Em um país com mais de 500 faculdades de Medicina Veterinária e um corpo técnico reconhecido internacionalmente pela excelência científica, a pergunta que emerge é desconfortável: por que o Brasil demorou tanto a construir uma política pública federal de guarda responsável de caninos e felinos domésticos?

A resposta, segundo a médica-veterinária Evelynne Marques de Melo, doutoranda no Programa Sociedade, Tecnologias e Políticas Públicas (SOTEPP/UNIMAL-AL) e mestre em Ciência Animal pela UFAL, exige revisitar o passado e compreender o contexto político e social que moldou o país.
“O conceito de guarda responsável se consolidou internacionalmente a partir da década de 1950, enquanto o Brasil teve seu marco histórico em 2001. Essa diferença temporal reflete o lugar que o Estado e a sociedade atribuíram à relação homem-animal”, explica Evelynne.
No período onde se consolidava a guarda responsável internacionalmente, o país vivia os governos de Getúlio Vargas e Juscelino Kubitschek, marcados por debates intensos sobre industrialização, desenvolvimento e papel do Estado na economia — mas sem qualquer estrutura de política animal.
“O foco nacional era outro: a construção de um país moderno, com uma classe média urbana em ascensão e avanços na comunicação. O olhar sobre a questão animal ainda era muito distante da agenda pública”, contextualiza.
Enquanto o Brasil avançava lentamente, o cenário internacional já se transformava. Na Europa, onde as escolas de Medicina Veterinária datam do século XVIII, políticas de controle populacional e saúde pública foram sendo aprimoradas com base em métodos integrados de prevenção de zoonoses, especialmente da raiva urbana.
“Foi a compreensão do impacto zoossanitário dos cães nos centros urbanos que levou governos a legislar sobre posse e criação responsável. Já nos anos 1990, havia países que atualizavam suas normas, incluindo castração, programas de guarda responsável e reconhecimento dos animais comunitários”, afirma a pesquisadora.
No Brasil, no entanto, o avanço técnico e científico não encontrou equivalência na gestão pública.
“Temos um corpo veterinário altamente qualificado, mas o Estado demorou a enxergar a importância de integrar ciência e decisão política. Isso gerou um custo social altíssimo, traduzido em desequilíbrio sanitário, aumento de zoonoses e sofrimento animal”, aponta Evelynne.

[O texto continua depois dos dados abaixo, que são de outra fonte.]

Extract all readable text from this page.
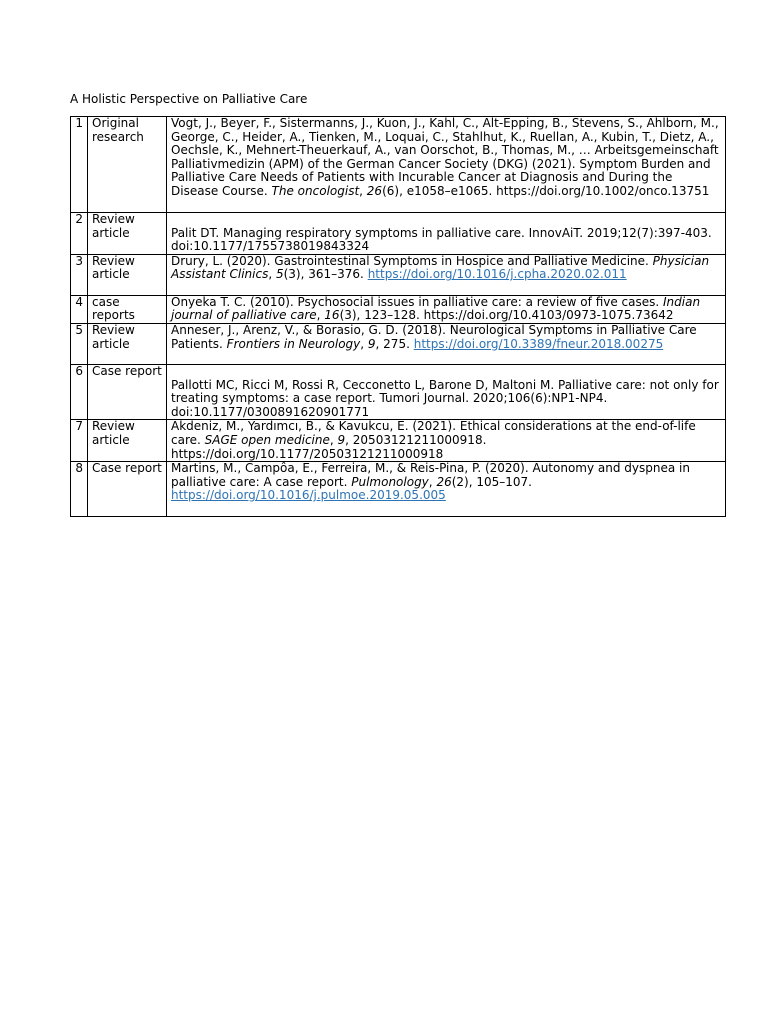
A Holistic Perspective on Palliative Care
1	Original research	Vogt, J., Beyer, F., Sistermanns, J., Kuon, J., Kahl, C., Alt-Epping, B., Stevens, S., Ahlborn, M., George, C., Heider, A., Tienken, M., Loquai, C., Stahlhut, K., Ruellan, A., Kubin, T., Dietz, A., Oechsle, K., Mehnert-Theuerkauf, A., van Oorschot, B., Thomas, M., … Arbeitsgemeinschaft Palliativmedizin (APM) of the German Cancer Society (DKG) (2021). Symptom Burden and Palliative Care Needs of Patients with Incurable Cancer at Diagnosis and During the Disease Course. The oncologist, 26(6), e1058–e1065. https://doi.org/10.1002/onco.13751
2	Review article	Palit DT. Managing respiratory symptoms in palliative care. InnovAiT. 2019;12(7):397-403. doi:10.1177/1755738019843324
3	Review article	Drury, L. (2020). Gastrointestinal Symptoms in Hospice and Palliative Medicine. Physician Assistant Clinics, 5(3), 361–376. https://doi.org/10.1016/j.cpha.2020.02.011
4	case reports	Onyeka T. C. (2010). Psychosocial issues in palliative care: a review of five cases. Indian journal of palliative care, 16(3), 123–128. https://doi.org/10.4103/0973-1075.73642
5	Review article	Anneser, J., Arenz, V., & Borasio, G. D. (2018). Neurological Symptoms in Palliative Care Patients. Frontiers in Neurology, 9, 275. https://doi.org/10.3389/fneur.2018.00275
6	Case report	Pallotti MC, Ricci M, Rossi R, Cecconetto L, Barone D, Maltoni M. Palliative care: not only for treating symptoms: a case report. Tumori Journal. 2020;106(6):NP1-NP4. doi:10.1177/0300891620901771
7	Review article	Akdeniz, M., Yardımcı, B., & Kavukcu, E. (2021). Ethical considerations at the end-of-life care. SAGE open medicine, 9, 20503121211000918. https://doi.org/10.1177/20503121211000918
8	Case report	Martins, M., Campôa, E., Ferreira, M., & Reis-Pina, P. (2020). Autonomy and dyspnea in palliative care: A case report. Pulmonology, 26(2), 105–107. https://doi.org/10.1016/j.pulmoe.2019.05.005
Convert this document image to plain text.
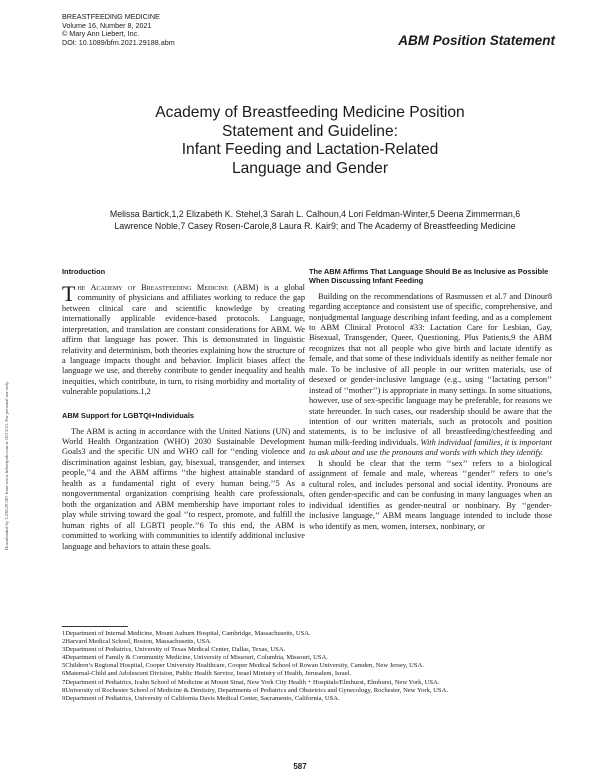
BREASTFEEDING MEDICINE
Volume 16, Number 8, 2021
© Mary Ann Liebert, Inc.
DOI: 10.1089/bfm.2021.29188.abm	ABM Position Statement
Academy of Breastfeeding Medicine Position
Statement and Guideline:
Infant Feeding and Lactation-Related
Language and Gender
Melissa Bartick,1,2 Elizabeth K. Stehel,3 Sarah L. Calhoun,4 Lori Feldman-Winter,5 Deena Zimmerman,6
Lawrence Noble,7 Casey Rosen-Carole,8 Laura R. Kair9; and The Academy of Breastfeeding Medicine
Downloaded by 3.238.29.207 from www.liebertpub.com at 10/13/21. For personal use only.
Introduction

The Academy of Breastfeeding Medicine (ABM) is a global community of physicians and affiliates working to reduce the gap between clinical care and scientific knowledge by creating internationally applicable evidence-based protocols. Language, interpretation, and translation are constant considerations for ABM. We affirm that language has power. This is demonstrated in linguistic relativity and determinism, both theories explaining how the structure of a language impacts thought and behavior. Implicit biases affect the language we use, and thereby contribute to gender inequality and health inequities, which contribute, in turn, to rising morbidity and mortality of vulnerable populations.1,2

ABM Support for LGBTQI+Individuals

The ABM is acting in accordance with the United Nations (UN) and World Health Organization (WHO) 2030 Sustainable Development Goals3 and the specific UN and WHO call for ‘‘ending violence and discrimination against lesbian, gay, bisexual, transgender, and intersex people,’’4 and the ABM affirms ‘‘the highest attainable standard of health as a fundamental right of every human being.’’5 As a nongovernmental organization comprising health care professionals, both the organization and ABM membership have important roles to play while striving toward the goal ‘‘to respect, promote, and fulfill the human rights of all LGBTI people.’’6 To this end, the ABM is committed to working with communities to identify additional inclusive language and behaviors to attain these goals.

The ABM Affirms That Language Should Be as Inclusive as Possible When Discussing Infant Feeding

Building on the recommendations of Rasmussen et al.7 and Dinour8 regarding acceptance and consistent use of specific, comprehensive, and nonjudgmental language describing infant feeding, and as a complement to ABM Clinical Protocol #33: Lactation Care for Lesbian, Gay, Bisexual, Transgender, Queer, Questioning, Plus Patients,9 the ABM recognizes that not all people who give birth and lactate identify as female, and that some of these individuals identify as neither female nor male. To be inclusive of all people in our written materials, use of desexed or gender-inclusive language (e.g., using ‘‘lactating person’’ instead of ‘‘mother’’) is appropriate in many settings. In some situations, however, use of sex-specific language may be preferable, for reasons we state hereunder. In such cases, our readership should be aware that the intention of our written materials, such as protocols and position statements, is to be inclusive of all breastfeeding/chestfeeding and human milk-feeding individuals. With individual families, it is important to ask about and use the pronouns and words with which they identify.

It should be clear that the term ‘‘sex’’ refers to a biological assignment of female and male, whereas ‘‘gender’’ refers to one’s cultural roles, and includes personal and social identity. Pronouns are often gender-specific and can be confusing in many languages when an individual identifies as gender-neutral or nonbinary. By ‘‘gender-inclusive language,’’ ABM means language intended to include those who identify as men, women, intersex, nonbinary, or

1Department of Internal Medicine, Mount Auburn Hospital, Cambridge, Massachusetts, USA.

2Harvard Medical School, Boston, Massachusetts, USA.

3Department of Pediatrics, University of Texas Medical Center, Dallas, Texas, USA.

4Department of Family & Community Medicine, University of Missouri, Columbia, Missouri, USA.

5Children’s Regional Hospital, Cooper University Healthcare, Cooper Medical School of Rowan University, Camden, New Jersey, USA.

6Maternal-Child and Adolescent Division, Public Health Service, Israel Ministry of Health, Jerusalem, Israel.

7Department of Pediatrics, Icahn School of Medicine at Mount Sinai, New York City Health + Hospitals/Elmhurst, Elmhurst, New York, USA.

8University of Rochester School of Medicine & Dentistry, Departments of Pediatrics and Obstetrics and Gynecology, Rochester, New York, USA.

9Department of Pediatrics, University of California Davis Medical Center, Sacramento, California, USA.

587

Entre o marco histórico (a consolidação do conceito) e o marco regulatório (as primeiras leis específicas), o país acumulou décadas de atraso.
Embora a vacinação antirrábica tenha se mantido como política permanente, o Brasil ainda convive com cerca de 60 zoonoses potencialmente transmitidas por cães e gatos.
“A guarda responsável é uma ferramenta de saúde pública. Não se trata apenas de bem-estar animal, mas de uma questão civilizatória que envolve controle epidemiológico, educação e responsabilidade social”, completa a especialista.